Well, we had our first version. It was working properly, consuming events really fast and saving them correctly in DynamoDB. However, the database costs were really high and this first approach was quite ineffective because we’re doing one write per message to Dynamo even though we had a couple of messages from the same account_id quite closely in the Kafka topic, given that we’re using the account_id as the key partition. Something like this:

| account_id | feature_name | feature_value | namespace | timestamp|| user1 | total_orders | 3 | orders | ts1 |
| user1 | total_orders_lunch | 1 | orders | ts3 |
| user1 | segmentation | foo | rewards | ts2 |
| user2 | segmentation | foo | rewards | ts2 |

As you can see, the first and second records are from the same user and to the same namespace. With the account_id as the key partition, the events from the same account_id would be consumed by the same consumer. With that, we could create a kind of in-memory buffer to aggregate and put the events of the same account_id and namespace together and write them once in Dynamo.

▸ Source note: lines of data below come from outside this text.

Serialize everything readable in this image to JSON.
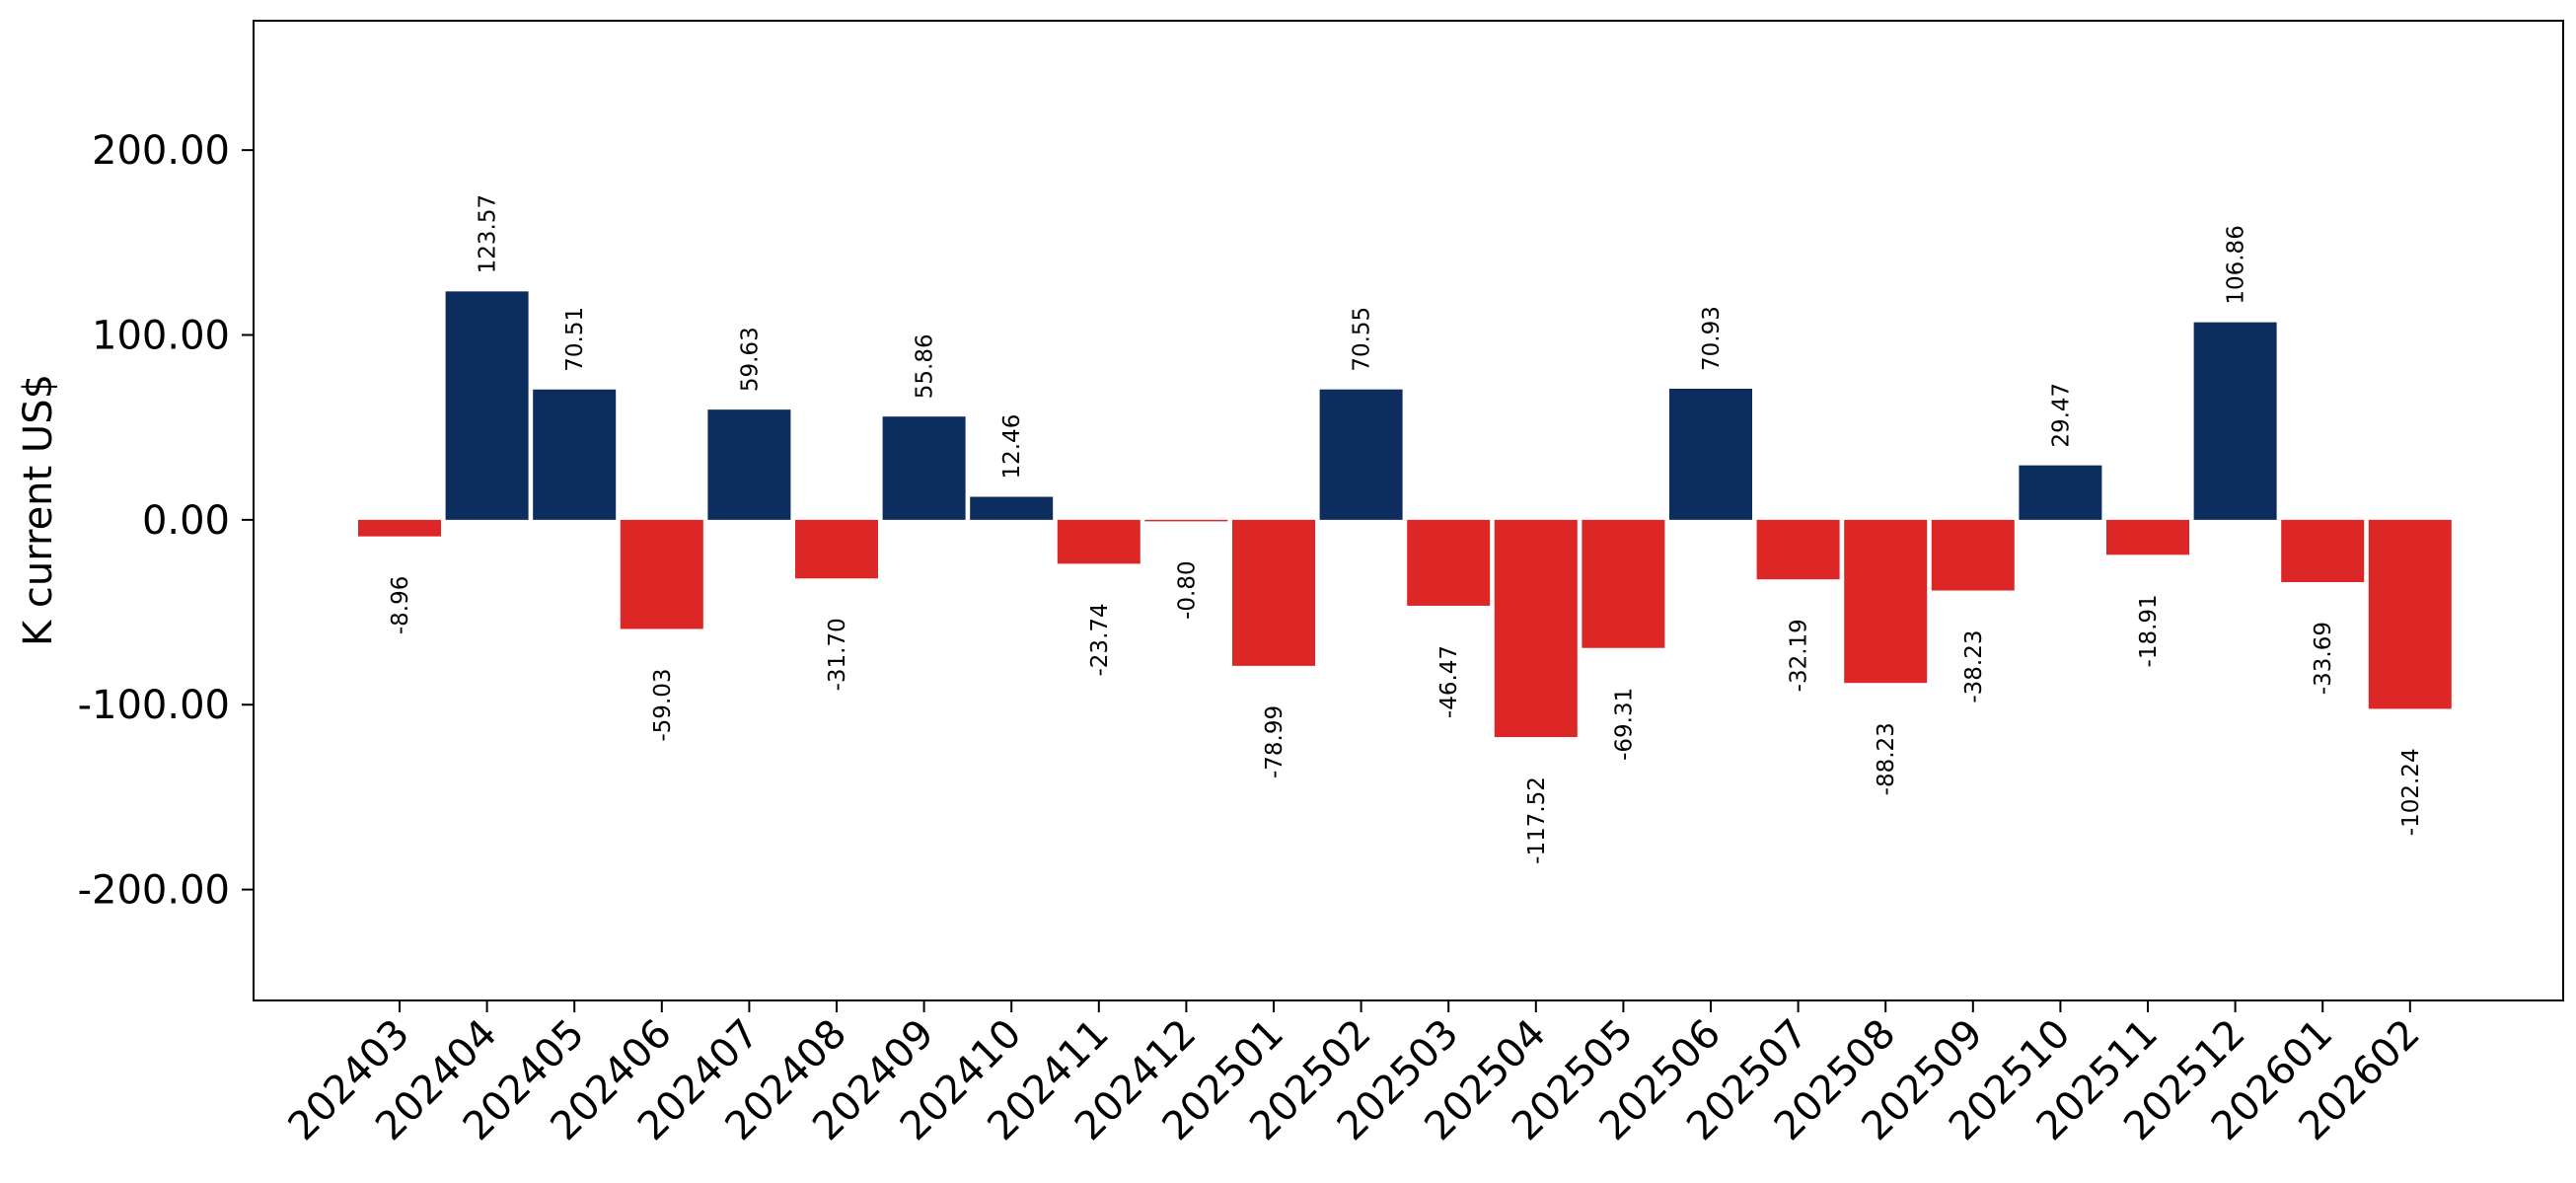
{
  "chart_data": {
    "type": "bar",
    "ylabel": "K current US$",
    "ylim": [
      -260,
      270
    ],
    "yticks": [
      -200,
      -100,
      0,
      100,
      200
    ],
    "ytick_labels": [
      "-200.00",
      "-100.00",
      "0.00",
      "100.00",
      "200.00"
    ],
    "grid": false,
    "colors": {
      "positive": "#0d2d5e",
      "negative": "#dd2727"
    },
    "categories": [
      "202403",
      "202404",
      "202405",
      "202406",
      "202407",
      "202408",
      "202409",
      "202410",
      "202411",
      "202412",
      "202501",
      "202502",
      "202503",
      "202504",
      "202505",
      "202506",
      "202507",
      "202508",
      "202509",
      "202510",
      "202511",
      "202512",
      "202601",
      "202602"
    ],
    "values": [
      -8.96,
      123.57,
      70.51,
      -59.03,
      59.63,
      -31.7,
      55.86,
      12.46,
      -23.74,
      -0.8,
      -78.99,
      70.55,
      -46.47,
      -117.52,
      -69.31,
      70.93,
      -32.19,
      -88.23,
      -38.23,
      29.47,
      -18.91,
      106.86,
      -33.69,
      -102.24
    ],
    "value_labels": [
      "-8.96",
      "123.57",
      "70.51",
      "-59.03",
      "59.63",
      "-31.70",
      "55.86",
      "12.46",
      "-23.74",
      "-0.80",
      "-78.99",
      "70.55",
      "-46.47",
      "-117.52",
      "-69.31",
      "70.93",
      "-32.19",
      "-88.23",
      "-38.23",
      "29.47",
      "-18.91",
      "106.86",
      "-33.69",
      "-102.24"
    ]
  }
}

And that’s what we did.

We also changed the Kafka consumer to fetch data from the topic in batch, increasing the number of bytes “per fetch”, resulting in a greater number of messages. Instead of getting and processing one message at a time, we fetch 1000 messages, create a map where the key is the account_id and the value is a list of features, and makes one save in Dynamo per account_id in the map. With that, we decreased the number of operations in Dynamo by 4 times.

One important detail is that while processing one message at a time, it was easy to mark the message as “processed” and commit it. However, while processing one thousand of them, is not that easy to mark them as read and commit if in the middle of processing a couple of messages in this batch fails. We had to be more careful on the part of the code.

Another crucial configuration is how you scale new pods, because if you don’t do that very well, the consumers may spend a lot of time rebalancing and while they’re doing it they won’t consume events. We configured the auto-scaling of Kubernetes to scale new pods based on the CPU usage of each pod. So, once a pod reaches 30% of CPU, it will scale a new one. We used a low threshold to quickly scale lots of pods to avoid the consumers spending a lot of time rebalancing.

Monitoring

To monitor the workflow, we invested a lot of time to have very good observability of the process. We used a lot of Prometheus/Grafana to create custom metrics for the consumers and get metrics of the pods; Datadog to collect metrics from the Kafka topic and created dashboards about the consumer group lag and collect metrics of the cluster in general; New Relic to collect errors from the consumers and get a little bit more data from the consumers.

Main takeaways

You most likely won’t get the best result on the first attempt. Take notes of what’s good and what isn’t and do good research trying to find what could be better.
Processing this amount of data can be intimidating, but it’s not the end of the world. It does require focus and attention to the details, but you can do it.
While processing this amount of data it’s also hard to make sure you’re not losing data, not having race condition problems, and so on. Invest a lot of time on that.
It does require some tunning to make the Kafka consumers very fast. My main advice is to read carefully the documentation and play around with the parameters. The main ones are “fetch.min.bytes”, “auto commiting” and “setting max intervals”.